- Starting pitcher
- Born: 1954 (age 71–72)
- Bats: RightThrows: Right

Career highlights and awards
- College World Series Most Outstanding Player (1974);

Medals
Men's baseball
Representing United States
Amateur World Series
| Gold medal – first place | 1974 St. Petersburg | Team |

= George Milke =

George E. Milke (born 1954) is a former baseball pitcher. He won the 1974 College World Series Most Outstanding Player award while a sophomore at University of Southern California. He is one of seven players from USC to win that award.

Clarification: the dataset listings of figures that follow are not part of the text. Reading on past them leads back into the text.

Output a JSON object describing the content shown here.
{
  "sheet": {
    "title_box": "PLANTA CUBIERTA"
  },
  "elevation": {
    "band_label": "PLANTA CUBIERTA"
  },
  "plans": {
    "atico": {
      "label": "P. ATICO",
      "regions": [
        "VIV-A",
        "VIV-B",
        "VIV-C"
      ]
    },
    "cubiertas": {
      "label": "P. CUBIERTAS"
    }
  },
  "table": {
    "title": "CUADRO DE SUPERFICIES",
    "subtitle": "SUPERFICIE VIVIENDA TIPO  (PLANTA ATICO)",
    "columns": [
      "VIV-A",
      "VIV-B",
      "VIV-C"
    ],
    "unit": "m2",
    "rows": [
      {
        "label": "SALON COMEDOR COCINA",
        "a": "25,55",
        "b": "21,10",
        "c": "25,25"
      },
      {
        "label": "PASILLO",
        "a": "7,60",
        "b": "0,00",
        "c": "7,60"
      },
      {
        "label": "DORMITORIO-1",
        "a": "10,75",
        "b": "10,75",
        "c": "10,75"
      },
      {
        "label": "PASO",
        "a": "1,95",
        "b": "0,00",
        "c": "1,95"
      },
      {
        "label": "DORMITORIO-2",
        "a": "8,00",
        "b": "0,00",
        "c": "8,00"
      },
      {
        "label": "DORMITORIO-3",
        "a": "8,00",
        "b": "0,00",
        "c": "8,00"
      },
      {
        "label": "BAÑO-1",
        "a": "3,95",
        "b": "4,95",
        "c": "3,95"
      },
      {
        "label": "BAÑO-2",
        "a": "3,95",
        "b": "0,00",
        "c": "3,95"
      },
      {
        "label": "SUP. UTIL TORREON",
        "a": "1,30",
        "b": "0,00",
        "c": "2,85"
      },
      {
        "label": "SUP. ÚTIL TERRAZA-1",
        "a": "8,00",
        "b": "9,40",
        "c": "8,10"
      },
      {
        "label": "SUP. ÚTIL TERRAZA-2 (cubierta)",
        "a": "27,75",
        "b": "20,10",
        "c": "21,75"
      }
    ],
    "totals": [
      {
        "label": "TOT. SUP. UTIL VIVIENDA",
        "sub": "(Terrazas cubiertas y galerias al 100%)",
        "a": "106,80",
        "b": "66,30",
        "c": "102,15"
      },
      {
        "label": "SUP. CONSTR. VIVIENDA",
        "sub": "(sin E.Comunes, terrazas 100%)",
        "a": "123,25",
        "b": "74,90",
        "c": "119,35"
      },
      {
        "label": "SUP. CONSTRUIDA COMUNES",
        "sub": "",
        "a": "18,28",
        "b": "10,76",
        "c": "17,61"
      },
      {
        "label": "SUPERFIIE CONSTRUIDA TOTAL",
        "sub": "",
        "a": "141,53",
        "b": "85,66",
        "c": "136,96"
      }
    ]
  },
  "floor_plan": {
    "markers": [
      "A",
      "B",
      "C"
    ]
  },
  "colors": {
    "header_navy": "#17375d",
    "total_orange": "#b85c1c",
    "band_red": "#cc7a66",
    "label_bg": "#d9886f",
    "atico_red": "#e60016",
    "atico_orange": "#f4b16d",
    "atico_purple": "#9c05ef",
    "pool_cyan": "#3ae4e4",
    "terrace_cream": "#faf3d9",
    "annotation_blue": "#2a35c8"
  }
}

The others are Bill Thom, Bud Hollowell, Bill Seinsoth, Russ McQueen, Rod Boxberger and Wes Rachels.

Prior to playing collegiately, he attended Marian Catholic High School in San Diego, California.

In 1973 and 1974, he played for the Alaska Goldpanners of the Alaska Baseball League.

Following his college career, he played professionally from 1975 to 1979, although he never reached the big leagues. He was first drafted by the California Angels in the sixth round of the 1972 draft, but he chose not to sign. When he was drafted by the New York Mets in the third round of the 1975 draft, he did sign.

In his first professional season, 1975, he played for the Visalia Mets, going 8-3 with a 3.71 ERA in 17 games. From 1976 to 1978 he played for the Jackson Mets, going 4-7 with a 4.14 ERA in 1976, 7-11 with a 3.21 ERA in 1977, and 0-1 with a 3.60 ERA in 1978. He played his final professional season in 1979 with the Bakersfield Outlaws, going 2-4 with a 6.16 ERA.